Lenders open up to second-home buyers

Taking on a second mortgage is not a step most homeowners take lightly. But with more people seeking second properties where they can escape the city, the financing of recreational properties is a market that has expanded in recent years.

More options are opening to people ready to purchase.

Mortgage brokers say traditionally lenders have seen recreational properties as less desirable investments.

“In general, it’s a much more narrow niche,” explains Todd Fralic, Mortgage Intelligence’s assistant vice-president for the Prairies.

“At one point, it was nearly impossible to get a recreational property with CMHC.”

Consequently, the requirements for financing a second home were more stringent, requiring larger down payments — as much as 25 per cent — and ensuring the home met certain specifications.

But Canadian mortgage insurers have become less conservative in their practices as competition increased and baby boomers sought second homes. Now new products from the Canada Mortgage and Housing Corp. and Genworth make it easier for buyers to invest in a recreational property — provided they meet a few conditions.

Under CMHC’s Mortgage Loan Insurance, approved lenders can offer recreational property buyers up to 100 per cent financing, if the second home is accessible year-round and has the proper facilities to house residents 24/7.

But if the buyer plans on helping to finance the purchase by renting out the property, he or she is excluded from using CMHC’s second-home product, says John McWilliam, of CMHC. Nor are time-shares eligible.

McWilliam cautions buyers that not all recreational properties are covered under CMHC’s mortgage loan insurance; only those that qualify as true second homes will be covered.

Genworth, meanwhile, offers a similar product for secondary homes, which it classifies as “Type A” to a maximum of $700,000. Type B properties, meanwhile, need not be winterized or accessible year-round but are financed up to 90 per cent and to a maximum of $350,000.

Calgary mortgage broker Michael Boyle of the Mortgage Group says most of his clients still aren’t making use of these new products.

“Typically, people buying recreational homes have the money to put 25 per cent down,” Boyle says.

That’s what Jon Dick did when he and his wife bought their Timber Ridge cabin in Invermere, seven years ago. They put $75,000 down on the $300,000 home. They loved the location, and could see back then the Columbia Valley would become the vacation destination it is today. They subsidized their mortgage by renting it out.

Today, the property is worth $600,000.

“I’m glad we bought when we bought,” says Dick, vice-president for Pine Ridge Mountain Resort. “It’s way easier to do today. Obviously, you have the have the income to support what you do.

“But there are different ways of buying recreational property today.”

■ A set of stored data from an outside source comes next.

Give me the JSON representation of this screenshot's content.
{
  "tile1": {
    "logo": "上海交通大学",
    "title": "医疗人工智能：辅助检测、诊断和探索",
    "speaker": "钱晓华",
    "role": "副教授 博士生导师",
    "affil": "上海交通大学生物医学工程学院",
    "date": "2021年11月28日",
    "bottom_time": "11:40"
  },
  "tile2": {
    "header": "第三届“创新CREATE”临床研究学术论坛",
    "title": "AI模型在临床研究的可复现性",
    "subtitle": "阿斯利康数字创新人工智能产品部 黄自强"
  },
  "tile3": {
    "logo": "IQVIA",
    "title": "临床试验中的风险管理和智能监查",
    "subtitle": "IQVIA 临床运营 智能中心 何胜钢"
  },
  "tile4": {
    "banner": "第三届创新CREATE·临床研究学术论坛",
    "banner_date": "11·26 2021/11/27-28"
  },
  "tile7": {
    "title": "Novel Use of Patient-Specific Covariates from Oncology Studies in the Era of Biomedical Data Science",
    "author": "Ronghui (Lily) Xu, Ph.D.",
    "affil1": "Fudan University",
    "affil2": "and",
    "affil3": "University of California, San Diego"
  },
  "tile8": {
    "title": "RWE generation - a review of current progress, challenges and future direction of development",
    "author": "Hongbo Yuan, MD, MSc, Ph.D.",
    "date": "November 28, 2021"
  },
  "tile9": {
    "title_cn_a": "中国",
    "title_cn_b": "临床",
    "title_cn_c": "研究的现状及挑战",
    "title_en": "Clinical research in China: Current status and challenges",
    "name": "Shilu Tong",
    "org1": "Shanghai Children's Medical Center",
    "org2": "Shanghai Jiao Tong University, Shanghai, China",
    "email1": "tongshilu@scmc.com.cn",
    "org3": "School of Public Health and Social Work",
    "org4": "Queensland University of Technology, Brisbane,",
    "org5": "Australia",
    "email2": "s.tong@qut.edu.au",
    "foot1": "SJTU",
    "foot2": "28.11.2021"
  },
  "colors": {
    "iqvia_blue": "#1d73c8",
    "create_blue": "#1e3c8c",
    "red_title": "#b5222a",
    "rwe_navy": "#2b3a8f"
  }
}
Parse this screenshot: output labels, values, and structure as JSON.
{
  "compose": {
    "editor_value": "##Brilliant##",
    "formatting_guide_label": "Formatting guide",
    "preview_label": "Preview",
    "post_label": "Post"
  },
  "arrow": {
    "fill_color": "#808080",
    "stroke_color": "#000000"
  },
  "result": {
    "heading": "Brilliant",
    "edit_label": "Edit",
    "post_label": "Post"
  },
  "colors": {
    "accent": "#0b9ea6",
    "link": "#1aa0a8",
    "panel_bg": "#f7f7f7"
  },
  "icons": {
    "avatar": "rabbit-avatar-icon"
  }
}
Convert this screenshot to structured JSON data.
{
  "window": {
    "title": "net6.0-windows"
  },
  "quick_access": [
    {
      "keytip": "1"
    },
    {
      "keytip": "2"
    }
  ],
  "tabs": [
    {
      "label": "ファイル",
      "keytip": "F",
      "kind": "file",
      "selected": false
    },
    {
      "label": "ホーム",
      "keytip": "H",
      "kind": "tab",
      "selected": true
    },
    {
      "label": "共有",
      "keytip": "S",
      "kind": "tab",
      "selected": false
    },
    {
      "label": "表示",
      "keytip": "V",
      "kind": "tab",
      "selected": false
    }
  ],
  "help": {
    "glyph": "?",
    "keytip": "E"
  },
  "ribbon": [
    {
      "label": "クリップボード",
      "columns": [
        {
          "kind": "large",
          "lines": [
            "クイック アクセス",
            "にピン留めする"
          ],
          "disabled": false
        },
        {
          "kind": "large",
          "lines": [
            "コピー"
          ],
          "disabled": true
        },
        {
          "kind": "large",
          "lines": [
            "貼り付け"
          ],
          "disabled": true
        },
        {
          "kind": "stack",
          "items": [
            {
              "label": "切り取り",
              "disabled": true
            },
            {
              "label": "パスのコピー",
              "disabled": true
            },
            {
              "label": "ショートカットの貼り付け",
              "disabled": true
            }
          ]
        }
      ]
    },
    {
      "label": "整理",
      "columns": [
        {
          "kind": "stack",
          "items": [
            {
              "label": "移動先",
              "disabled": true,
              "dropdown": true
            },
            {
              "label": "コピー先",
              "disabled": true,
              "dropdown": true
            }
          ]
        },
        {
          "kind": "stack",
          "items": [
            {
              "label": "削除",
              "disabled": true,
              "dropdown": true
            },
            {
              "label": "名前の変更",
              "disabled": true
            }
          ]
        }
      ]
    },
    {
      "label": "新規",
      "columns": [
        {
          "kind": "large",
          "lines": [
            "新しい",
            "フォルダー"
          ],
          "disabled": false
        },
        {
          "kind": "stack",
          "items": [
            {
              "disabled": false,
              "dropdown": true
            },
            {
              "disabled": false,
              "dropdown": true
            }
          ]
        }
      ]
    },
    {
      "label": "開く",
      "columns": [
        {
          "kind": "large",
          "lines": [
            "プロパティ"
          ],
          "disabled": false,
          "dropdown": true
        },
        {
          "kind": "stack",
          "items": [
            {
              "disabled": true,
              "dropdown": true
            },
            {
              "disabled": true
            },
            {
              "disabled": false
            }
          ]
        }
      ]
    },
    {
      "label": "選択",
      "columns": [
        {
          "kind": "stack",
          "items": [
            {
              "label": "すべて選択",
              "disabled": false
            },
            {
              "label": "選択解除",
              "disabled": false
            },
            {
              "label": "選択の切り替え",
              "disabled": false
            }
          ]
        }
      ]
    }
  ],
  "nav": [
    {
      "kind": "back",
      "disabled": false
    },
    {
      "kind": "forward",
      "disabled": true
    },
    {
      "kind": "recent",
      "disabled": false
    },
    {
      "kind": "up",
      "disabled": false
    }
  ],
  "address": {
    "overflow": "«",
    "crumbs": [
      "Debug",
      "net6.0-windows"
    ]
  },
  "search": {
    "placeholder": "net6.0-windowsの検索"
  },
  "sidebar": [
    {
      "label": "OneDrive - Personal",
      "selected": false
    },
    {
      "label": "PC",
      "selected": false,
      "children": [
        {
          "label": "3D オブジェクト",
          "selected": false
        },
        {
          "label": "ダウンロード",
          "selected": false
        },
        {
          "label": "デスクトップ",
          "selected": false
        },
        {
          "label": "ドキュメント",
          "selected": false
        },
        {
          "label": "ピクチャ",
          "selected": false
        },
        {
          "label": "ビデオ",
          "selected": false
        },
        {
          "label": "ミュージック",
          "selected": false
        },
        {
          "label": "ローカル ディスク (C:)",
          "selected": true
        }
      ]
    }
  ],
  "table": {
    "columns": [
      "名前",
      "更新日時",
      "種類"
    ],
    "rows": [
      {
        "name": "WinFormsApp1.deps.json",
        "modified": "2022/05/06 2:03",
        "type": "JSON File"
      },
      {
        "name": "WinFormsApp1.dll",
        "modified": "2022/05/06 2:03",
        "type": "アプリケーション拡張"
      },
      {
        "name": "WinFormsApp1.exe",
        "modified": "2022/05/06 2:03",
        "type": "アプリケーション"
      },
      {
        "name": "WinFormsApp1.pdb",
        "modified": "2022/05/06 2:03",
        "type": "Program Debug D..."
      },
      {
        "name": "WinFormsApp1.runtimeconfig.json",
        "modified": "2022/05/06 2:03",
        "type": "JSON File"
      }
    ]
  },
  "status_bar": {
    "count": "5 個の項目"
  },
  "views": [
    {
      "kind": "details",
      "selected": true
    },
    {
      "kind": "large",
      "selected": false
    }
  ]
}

At Pine Ridge, for example, buyers who intend to join the professionally managed rental pool can purchase a property with just five per cent down. Many other resorts offer similar incentives, often through a single lender.

By doing that, the owner offsets the debt-servicing costs and is still able to get into the recreational property market at today’s prices, Dick says.

But some lenders shy away from financing properties that will be part of a rental pool, says Fralic. And the products offered by CMHC and Genworth exclude such situations.

There are other options that might appeal to Canadians who have seen the value of their homes skyrocket over the past few years. Both Boyle and Fralic say most of their clients are taking equity out of their first homes, and putting it into their second to defray the costs of buying a recreational property.

Then, buyers aren’t subject to the same restrictions on usability, which means a cabin that can only be accessed by boat isn’t out of the question. It’s a common practice, even for buyers shopping for a second home abroad.

Calgary accountant Mesh Dayal says he found financing his condo in Puerto Penasco, Mexico, no harder than financing his primary residence.

“We had equity in other property, which gave us the ability to borrow at favourable rates and use the proceeds to purchase in Mexico,” says Dayal.

But he warns, “it takes a little bit longer to go through the legal process in Mexico than in Canada.”

McWilliam notes buying property in another province or country involves finding local realtors, mortgage brokers, lawyers and home inspectors.

Often, adds Boyle, buyers might find it easier to start the process by asking for recommendations from trusted sources.